I have been to three Kumbh Melas, including the last Maha Kumbh in 2001, where the numbers peaked at nearly 35 million on the most auspicious day. Although it is probably considered bad blog-etiquette, this story of mine says more about the experience and about spending time with than I can fit in here.
Many writers get hooked on India – especially British writers. India and Britain are still endlessly fascinated with each other – a bit like a relationship that has ended, but where each partner just can’t quite move on. We have each influenced the other in so many ways. British influences on India are well-known: language, cricket, railways, bureaucracy and the legal system. Yet India still has a great influence on the UK. Many words have crossed back into English – bungalow, jodhpurs, pyjamas, loot, thug and even juggernaut all have their roots in the sub-continent. Indian food is supremely popular in the UK. There are apparently more Indian restaurants in London than in Delhi, and statistically our post popular dish is not Roast Beef any more, but Chicken Tikka Masala. The greatest influence though has been in the immigration of so many people from the sub-continent into the UK who have brought excelled in many fields from medicine to commerce and from culture to cuisine and have made this country richer in so many ways.

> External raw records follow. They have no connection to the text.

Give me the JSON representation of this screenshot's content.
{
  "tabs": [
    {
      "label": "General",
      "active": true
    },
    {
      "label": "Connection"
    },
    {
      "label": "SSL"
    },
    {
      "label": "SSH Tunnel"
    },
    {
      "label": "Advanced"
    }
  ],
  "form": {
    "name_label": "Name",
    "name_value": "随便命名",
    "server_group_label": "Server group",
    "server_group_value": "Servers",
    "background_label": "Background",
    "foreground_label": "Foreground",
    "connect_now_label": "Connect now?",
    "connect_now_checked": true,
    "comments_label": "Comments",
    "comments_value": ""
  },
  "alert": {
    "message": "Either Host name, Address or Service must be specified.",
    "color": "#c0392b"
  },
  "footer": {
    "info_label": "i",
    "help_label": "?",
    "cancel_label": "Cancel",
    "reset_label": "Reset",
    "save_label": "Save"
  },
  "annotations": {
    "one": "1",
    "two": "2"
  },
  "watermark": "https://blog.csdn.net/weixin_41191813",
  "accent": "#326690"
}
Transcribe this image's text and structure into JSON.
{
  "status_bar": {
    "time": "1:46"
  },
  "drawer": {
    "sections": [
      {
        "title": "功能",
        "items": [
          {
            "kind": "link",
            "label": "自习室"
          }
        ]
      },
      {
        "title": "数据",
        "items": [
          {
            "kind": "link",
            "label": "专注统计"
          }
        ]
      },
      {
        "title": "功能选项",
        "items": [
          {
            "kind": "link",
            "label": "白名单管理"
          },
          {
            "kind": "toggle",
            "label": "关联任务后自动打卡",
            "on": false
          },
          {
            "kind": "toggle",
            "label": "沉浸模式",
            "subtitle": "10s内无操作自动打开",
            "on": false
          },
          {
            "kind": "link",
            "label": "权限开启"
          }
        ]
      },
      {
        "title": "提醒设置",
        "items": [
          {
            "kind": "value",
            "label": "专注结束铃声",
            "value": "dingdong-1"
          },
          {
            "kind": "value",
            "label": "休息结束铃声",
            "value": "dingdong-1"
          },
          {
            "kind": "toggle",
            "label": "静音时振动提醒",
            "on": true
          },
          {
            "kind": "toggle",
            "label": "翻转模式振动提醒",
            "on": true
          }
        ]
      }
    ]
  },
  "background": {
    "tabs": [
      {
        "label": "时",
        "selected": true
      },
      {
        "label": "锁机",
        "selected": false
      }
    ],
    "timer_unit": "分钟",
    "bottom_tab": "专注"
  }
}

One great writer, who often writes about India is William Dalrymple. Dalrymple has written a number of books that feature India, including The Age of Kali and City of Djins, but you can read some of his work on the Travel Intelligence website. Travel Intelligence website, amongst them Among the Sadhus, The Gangesand Primate Suspect: The Terrorist Apes of Jaipur.
Dalrymples work is phenomenally researched and characterised by well observed dialogue – an example of proper writing in a field so often swamped with waffled first impressions, clichés and hyperbole.